Architecte de la mémoire combattante
Retraité des armes mais jamais de l’institution, Lekana accepte en 2024 la présidence de l’Office national des anciens combattants et des victimes de guerre. Cette fonction, récemment modernisée par les autorités, vise à renforcer la cohésion nationale en valorisant l’effort de guerre passé et présent. Sous son impulsion, l’ONAC-VG lance plusieurs chantiers : numérisation des archives, redynamisation du foyer de Bacongo et accompagnement médico-social des blessés invisibles. La feuille de route répond à la stratégie gouvernementale de résilience, qui articule reconnaissance et réinsertion.

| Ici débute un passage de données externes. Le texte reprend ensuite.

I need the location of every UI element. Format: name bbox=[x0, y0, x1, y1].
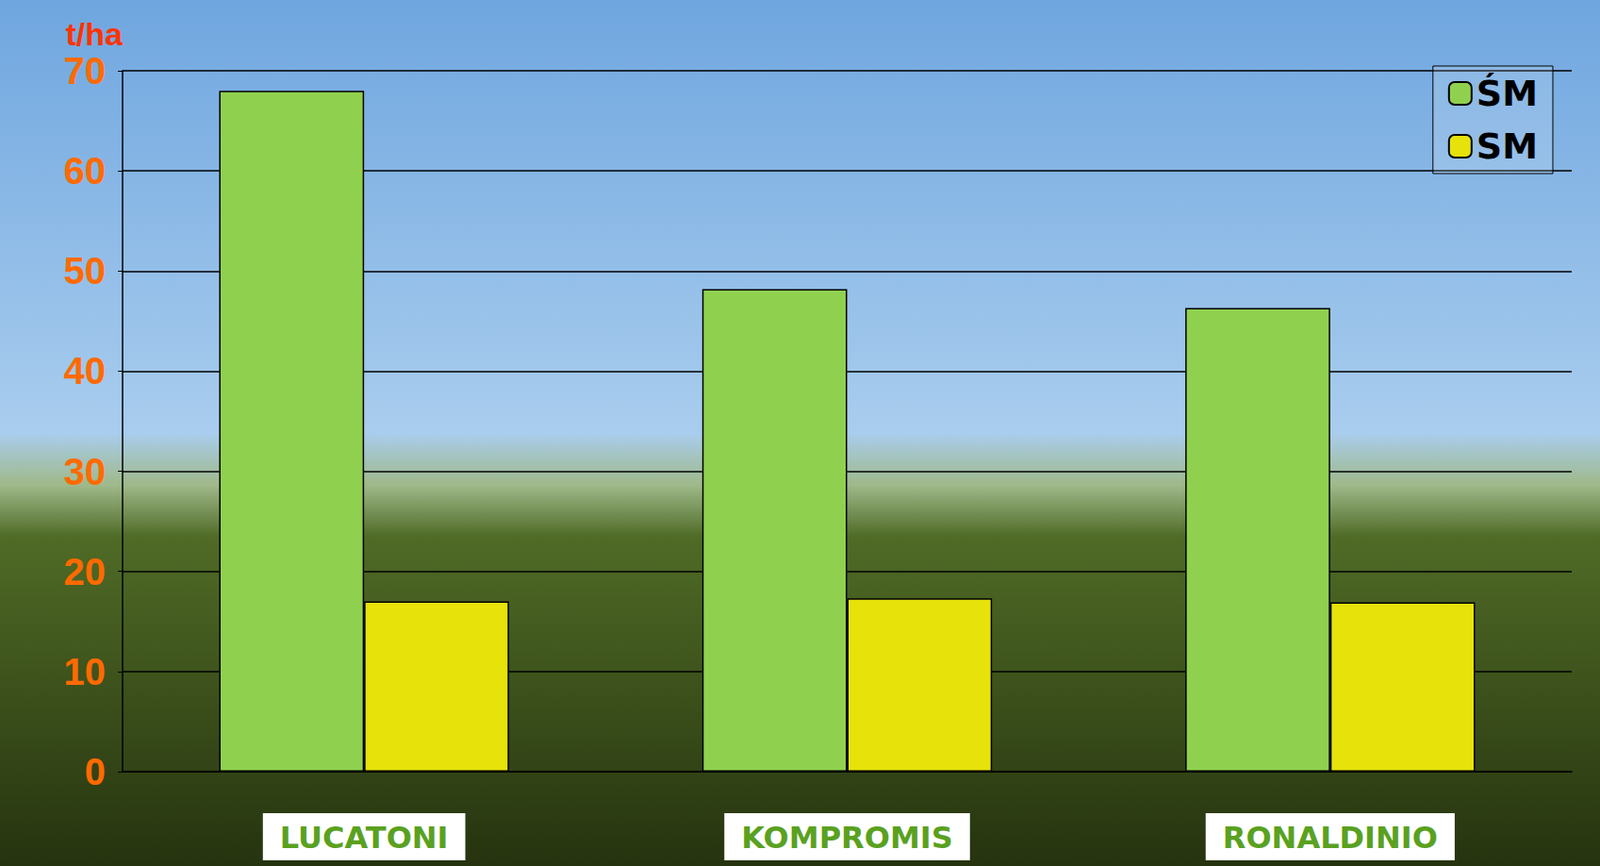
svg-text:0: 0 bbox=[84, 750, 106, 792]
svg-text:RONALDINIO: RONALDINIO bbox=[1222, 819, 1438, 856]
svg-text:SM: SM bbox=[1476, 125, 1538, 167]
svg-text:70: 70 bbox=[64, 49, 107, 92]
svg-text:60: 60 bbox=[64, 149, 107, 192]
svg-text:t/ha: t/ha bbox=[65, 16, 125, 52]
svg-text:40: 40 bbox=[64, 349, 107, 392]
svg-text:20: 20 bbox=[64, 550, 107, 593]
svg-text:LUCATONI: LUCATONI bbox=[280, 819, 449, 856]
svg-text:ŚM: ŚM bbox=[1476, 72, 1538, 115]
svg-text:KOMPROMIS: KOMPROMIS bbox=[741, 819, 954, 856]
svg-text:30: 30 bbox=[64, 450, 107, 493]
svg-text:50: 50 bbox=[64, 249, 107, 292]
svg-text:10: 10 bbox=[64, 650, 107, 693]
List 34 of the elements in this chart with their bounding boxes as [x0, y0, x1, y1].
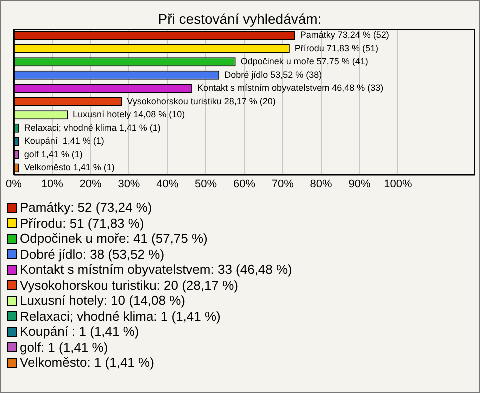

Le 3 décembre 2025, les rangs serrés de l’Association des anciens enfants de troupe se forment devant la stèle érigée à l’École Leclerc. Chaque promotion, conduite par ordre d’ancienneté, répète un cérémonial immuable : salut, dépôt de gerbe, minute de silence. La présence du général de division Guy-Blanchard Okoï, chef d’état-major général, confère à l’événement une dimension d’unité qui transcende les générations. Dans l’oraison funèbre, Serge Eugène Ghoma Boubanga insiste sur le message de patience et de résilience légué par le défunt, rappelant que la victoire stratégique s’inscrit toujours dans la durée.
Transmission et exigence pour les jeunes cadres
Au-delà de l’émotion, l’inhumation au cimetière Bouka soulève la question de la transmission. Les vingt premières promotions de l’École Leclerc, à présent représentées par l’AET Félix Mouzabakani, ne comptent plus qu’une poignée de vétérans. Pour les jeunes officiers, l’expérience d’un Ernest Lekana illustre la dialectique entre modernité et tradition : la technologie ne saurait remplacer l’éthique personnelle ni le sens du devoir.
Willy Lekana, colonel et fils du défunt, témoigne que son père « corrigeait d’abord la posture avant la technique ». Cette maxime résonne auprès des instructeurs actuels, alors que l’armée congolaise investit dans les domaines émergents – drones, ISR, cyberdéfense. Les forces gagnent en capacité, mais l’esprit de corps demeure le socle. En rendant hommage à La Graine, surnom affectueux d’Ernest Lekana, la Nation rappelle à ses soldats que la graine ne germe qu’à condition d’être arrosée de discipline et de loyauté.